Pigeon messager lâché d'un char britannique - 1918
4. Autres animaux
- Animaux de ferme (bovins, ovins, porcins) : Des millions ont été réquisitionnés pour nourrir les armées. Ils étaient abattus dans des abattoirs de campagne. Leur mort est directement imputable à l'effort de guerre.
- Chameaux et Dromadaires : Utilisés notamment dans les campagnes du Moyen-Orient (par la Grande-Bretagne contre l'Empire ottoman) et en Afrique du Nord. Des dizaines de milliers sont morts.
- Animaux de tranchées : Les tranchées abritaient une multitude d'animaux "non-officiels" : en plus des mascottes, des milliers de chats furent envoyés dans les tranchées durant la Première Guerre mondiale afin de limiter la prolifération des rongeurs et de servir de détecteurs précoces de gaz moutarde. Des canaris étaient également gardés dans les tranchées et les passages souterrains comme détecteurs de gaz toxiques. Si un canari gisait mort au fond de la cage, les soldats savaient qu'ils n'avaient pas le droit de pénétrer dans la zone. Le nombre de morts parmi ces animaux est incalculable mais extrêmement élevé.

Brigade du corps impérial de chameaux, créée en décembre 1916 par l'Empire britannique.
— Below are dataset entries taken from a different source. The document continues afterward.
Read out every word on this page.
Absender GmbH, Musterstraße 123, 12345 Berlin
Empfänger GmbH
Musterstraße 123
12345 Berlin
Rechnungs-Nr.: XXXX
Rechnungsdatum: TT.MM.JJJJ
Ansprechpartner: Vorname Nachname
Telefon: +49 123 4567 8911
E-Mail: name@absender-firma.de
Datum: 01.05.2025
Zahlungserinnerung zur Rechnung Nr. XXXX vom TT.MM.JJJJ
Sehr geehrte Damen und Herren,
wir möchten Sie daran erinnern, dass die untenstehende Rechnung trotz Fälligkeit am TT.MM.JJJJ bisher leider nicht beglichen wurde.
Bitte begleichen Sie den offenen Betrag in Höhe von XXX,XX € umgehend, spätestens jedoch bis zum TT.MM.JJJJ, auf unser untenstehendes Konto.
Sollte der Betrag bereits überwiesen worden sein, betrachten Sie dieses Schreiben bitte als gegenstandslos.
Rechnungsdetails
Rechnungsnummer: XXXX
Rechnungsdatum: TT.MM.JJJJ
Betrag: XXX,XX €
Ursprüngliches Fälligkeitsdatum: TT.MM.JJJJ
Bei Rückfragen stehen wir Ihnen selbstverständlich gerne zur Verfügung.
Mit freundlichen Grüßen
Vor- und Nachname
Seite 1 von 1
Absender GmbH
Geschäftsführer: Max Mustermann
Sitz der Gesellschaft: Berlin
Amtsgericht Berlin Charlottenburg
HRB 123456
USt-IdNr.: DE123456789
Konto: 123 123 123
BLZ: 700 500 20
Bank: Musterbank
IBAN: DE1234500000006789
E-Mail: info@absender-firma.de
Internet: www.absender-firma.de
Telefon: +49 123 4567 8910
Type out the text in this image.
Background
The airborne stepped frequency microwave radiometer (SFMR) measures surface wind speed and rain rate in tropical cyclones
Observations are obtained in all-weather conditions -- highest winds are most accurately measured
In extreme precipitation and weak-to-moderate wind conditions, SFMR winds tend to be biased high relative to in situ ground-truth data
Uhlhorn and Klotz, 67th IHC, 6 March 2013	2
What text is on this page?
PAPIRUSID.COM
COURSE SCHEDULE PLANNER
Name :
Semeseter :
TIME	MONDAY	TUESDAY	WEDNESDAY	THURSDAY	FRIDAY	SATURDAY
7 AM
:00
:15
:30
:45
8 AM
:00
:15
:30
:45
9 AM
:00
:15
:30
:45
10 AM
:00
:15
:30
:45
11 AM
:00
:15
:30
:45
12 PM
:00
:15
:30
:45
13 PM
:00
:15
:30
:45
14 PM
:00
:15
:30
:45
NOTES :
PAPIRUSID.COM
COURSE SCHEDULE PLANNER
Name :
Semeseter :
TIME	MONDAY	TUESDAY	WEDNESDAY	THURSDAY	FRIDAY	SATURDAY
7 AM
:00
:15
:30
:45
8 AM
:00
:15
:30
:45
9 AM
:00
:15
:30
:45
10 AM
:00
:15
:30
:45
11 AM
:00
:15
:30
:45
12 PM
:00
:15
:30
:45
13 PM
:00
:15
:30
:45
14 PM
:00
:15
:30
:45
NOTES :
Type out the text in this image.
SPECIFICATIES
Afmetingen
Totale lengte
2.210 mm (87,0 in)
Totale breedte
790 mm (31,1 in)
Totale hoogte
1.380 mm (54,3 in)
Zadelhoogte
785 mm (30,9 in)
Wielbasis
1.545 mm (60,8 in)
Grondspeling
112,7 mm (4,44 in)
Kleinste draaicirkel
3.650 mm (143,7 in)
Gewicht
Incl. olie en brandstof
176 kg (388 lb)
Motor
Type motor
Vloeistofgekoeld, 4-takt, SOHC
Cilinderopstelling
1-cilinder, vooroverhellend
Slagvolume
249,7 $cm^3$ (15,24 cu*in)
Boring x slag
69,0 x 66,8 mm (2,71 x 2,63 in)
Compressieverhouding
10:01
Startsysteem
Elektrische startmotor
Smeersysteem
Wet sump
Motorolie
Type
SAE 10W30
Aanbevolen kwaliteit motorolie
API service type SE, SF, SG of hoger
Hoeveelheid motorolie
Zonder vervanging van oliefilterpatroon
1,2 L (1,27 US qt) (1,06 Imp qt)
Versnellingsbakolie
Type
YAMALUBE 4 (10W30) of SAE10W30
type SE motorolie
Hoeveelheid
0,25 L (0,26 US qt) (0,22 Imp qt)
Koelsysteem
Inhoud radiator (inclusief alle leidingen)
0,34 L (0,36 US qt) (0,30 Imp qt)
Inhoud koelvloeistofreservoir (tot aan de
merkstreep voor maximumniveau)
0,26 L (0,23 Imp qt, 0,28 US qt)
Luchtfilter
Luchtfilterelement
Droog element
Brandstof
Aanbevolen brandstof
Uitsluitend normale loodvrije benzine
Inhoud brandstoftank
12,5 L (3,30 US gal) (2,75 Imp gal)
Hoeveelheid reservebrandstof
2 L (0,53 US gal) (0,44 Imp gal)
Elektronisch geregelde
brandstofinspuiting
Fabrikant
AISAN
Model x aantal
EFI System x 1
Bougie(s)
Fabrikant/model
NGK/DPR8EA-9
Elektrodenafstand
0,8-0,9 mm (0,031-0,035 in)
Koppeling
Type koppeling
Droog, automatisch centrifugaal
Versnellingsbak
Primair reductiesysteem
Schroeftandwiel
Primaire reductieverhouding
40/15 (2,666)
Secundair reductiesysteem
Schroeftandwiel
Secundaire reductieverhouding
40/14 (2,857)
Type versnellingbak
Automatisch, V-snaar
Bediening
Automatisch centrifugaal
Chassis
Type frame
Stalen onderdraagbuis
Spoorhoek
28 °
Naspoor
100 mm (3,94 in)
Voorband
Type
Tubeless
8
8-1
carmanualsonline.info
Soldat français nourrissant un chat dans les tranchées - 1915
Ces chiffres vertigineux donnent une dimension supplémentaire à l'horreur de la Première Guerre mondiale. Ils rappellent que ce conflit fut non seulement une tragédie humaine, mais aussi une immense tragédie animale, où des millions de bêtes ont été sacrifiées, souvent dans l'oubli de l'Histoire, pour l'effort de guerre des nations.
Aujourd’hui, des monuments existent dans plusieurs pays pour honorer leur sacrifice. Ils nous rappellent que la guerre n’a pas seulement décimé les hommes.